NIC is short for the National Informatics Centre and BSNL for the Bharat Sanchar Nigam Ltd, the state-owned telecom company.
It was in Zaidi’s tenure that EC first partnered with Facebook in a special drive to enrol voters, with a particular focus on first-time electors.
Facebook came up with a ‘register now’ campaign aimed at encouraging citizens to register themselves with EC, and subsequently sent out reminders to those eligible to vote. The reminder was sent in 13 Indian languages.
Commenting on the terms of the partnership that he oversaw, Zaidi said: “Only alert were sent by Facebook to its own users from its own data base of users encouraging eligible users to register if not already registered.

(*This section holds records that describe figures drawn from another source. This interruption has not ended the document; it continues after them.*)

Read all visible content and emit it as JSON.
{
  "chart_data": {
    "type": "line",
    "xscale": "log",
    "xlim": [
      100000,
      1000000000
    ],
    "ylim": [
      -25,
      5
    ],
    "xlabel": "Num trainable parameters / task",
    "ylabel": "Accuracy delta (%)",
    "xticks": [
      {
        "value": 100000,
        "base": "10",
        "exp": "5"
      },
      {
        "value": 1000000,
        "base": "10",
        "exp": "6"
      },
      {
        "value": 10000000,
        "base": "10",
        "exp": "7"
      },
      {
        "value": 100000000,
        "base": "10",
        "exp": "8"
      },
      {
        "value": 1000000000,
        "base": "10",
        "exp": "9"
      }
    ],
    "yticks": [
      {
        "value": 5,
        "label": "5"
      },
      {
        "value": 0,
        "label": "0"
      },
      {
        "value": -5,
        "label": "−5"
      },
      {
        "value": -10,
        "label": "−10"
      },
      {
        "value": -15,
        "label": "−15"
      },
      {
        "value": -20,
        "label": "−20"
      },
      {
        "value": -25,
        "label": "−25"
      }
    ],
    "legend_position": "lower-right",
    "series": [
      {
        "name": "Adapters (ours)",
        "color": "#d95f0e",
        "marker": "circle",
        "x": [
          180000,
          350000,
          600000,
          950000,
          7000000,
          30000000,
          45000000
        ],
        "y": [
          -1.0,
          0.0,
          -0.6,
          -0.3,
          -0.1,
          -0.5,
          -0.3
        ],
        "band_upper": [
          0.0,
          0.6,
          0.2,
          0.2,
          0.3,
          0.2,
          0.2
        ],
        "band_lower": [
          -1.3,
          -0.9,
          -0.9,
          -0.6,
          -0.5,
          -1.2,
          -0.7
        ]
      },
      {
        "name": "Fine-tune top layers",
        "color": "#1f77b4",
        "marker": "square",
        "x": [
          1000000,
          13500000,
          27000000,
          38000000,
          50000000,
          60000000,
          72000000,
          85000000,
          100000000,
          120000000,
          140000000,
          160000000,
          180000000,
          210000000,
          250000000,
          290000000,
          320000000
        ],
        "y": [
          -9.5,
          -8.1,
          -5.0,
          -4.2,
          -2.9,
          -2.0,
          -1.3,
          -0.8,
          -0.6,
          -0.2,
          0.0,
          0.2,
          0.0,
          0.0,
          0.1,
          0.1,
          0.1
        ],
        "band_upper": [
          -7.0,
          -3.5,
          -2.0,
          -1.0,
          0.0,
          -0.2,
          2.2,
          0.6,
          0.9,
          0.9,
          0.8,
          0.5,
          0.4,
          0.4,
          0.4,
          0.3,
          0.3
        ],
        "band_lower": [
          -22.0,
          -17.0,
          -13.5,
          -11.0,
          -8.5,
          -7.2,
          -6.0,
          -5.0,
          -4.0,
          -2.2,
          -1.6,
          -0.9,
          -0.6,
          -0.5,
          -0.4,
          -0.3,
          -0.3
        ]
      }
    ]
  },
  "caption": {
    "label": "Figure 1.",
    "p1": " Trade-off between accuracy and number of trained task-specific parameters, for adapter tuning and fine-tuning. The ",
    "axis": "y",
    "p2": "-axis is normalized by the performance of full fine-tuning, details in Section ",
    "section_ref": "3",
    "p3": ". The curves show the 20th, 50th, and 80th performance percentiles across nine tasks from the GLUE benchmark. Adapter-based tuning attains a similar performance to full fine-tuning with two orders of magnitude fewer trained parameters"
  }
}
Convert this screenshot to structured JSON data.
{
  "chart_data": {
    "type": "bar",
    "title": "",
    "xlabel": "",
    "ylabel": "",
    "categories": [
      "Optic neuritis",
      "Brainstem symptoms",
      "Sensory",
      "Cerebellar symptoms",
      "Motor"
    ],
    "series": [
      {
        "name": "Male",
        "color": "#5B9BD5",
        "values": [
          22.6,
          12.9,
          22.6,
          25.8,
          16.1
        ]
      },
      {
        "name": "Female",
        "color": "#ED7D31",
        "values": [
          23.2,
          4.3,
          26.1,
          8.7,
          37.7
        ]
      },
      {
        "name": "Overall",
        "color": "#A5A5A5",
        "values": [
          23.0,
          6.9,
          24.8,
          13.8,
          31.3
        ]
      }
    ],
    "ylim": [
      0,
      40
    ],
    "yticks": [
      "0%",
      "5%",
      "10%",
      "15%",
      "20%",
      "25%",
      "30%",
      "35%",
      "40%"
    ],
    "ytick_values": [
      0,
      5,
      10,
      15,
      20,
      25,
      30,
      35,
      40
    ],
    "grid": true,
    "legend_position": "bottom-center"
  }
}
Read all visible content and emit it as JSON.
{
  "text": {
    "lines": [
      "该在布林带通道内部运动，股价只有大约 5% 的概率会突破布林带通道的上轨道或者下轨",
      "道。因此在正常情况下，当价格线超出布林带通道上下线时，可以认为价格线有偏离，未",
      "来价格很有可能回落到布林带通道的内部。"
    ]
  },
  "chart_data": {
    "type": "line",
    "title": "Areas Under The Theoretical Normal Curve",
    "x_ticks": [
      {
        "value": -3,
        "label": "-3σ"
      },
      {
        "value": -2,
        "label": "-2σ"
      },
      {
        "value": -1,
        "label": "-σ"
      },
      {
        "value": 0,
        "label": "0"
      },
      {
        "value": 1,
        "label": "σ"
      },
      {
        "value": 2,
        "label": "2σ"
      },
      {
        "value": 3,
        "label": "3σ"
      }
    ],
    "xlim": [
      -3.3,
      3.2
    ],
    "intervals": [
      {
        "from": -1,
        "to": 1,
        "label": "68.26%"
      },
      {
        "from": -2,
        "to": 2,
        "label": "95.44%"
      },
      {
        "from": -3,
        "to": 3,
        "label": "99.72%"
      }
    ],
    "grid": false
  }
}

Nothing (was done) beyond this.”
On March 28, the NDA government, which is a heavy user of social media, asked Facebook to clarify whether the company or any of its associates or partners that have access to user data had engaged in the manipulation of elections, or compromised personal data of Indian voters.
Facebook, for which India is a key market with 217 million people using the platform every month, did not respond to queries sent on Thursday. It said it was strongly committed to protecting people’s information in response to a query from HT on March 24.
“We have a lot of work to do to regain people’s trust and are working hard to tackle past abuse, prevent future abuse and will continue to engage with the Election Commission of India and relevant stakeholders to answer any questions they may have,” an India-based Facebook spokesperson said.
BG Mahesh, who worked on digital political campaigns in the run-up to the general election in 2014, said EC should spell out what it wants to do with Facebook.
“Yes, there is an advantage with FB because everyone has to log in and each user has given all their demographic details (to the social media platform). That helps EC to target its message. But I believe Indian products too can help and will be more than happy to participate in our democracy,” said Mahesh, who is also the founder and managing director of OneIndia, which provides news content in regional languages.
“Why is the EC not willing to tie up with Indian media companies? We speak about Digital India but EC stays away from language sites. We still are fascinated with foreign products and don’t trust products made in India,” Mahesh added.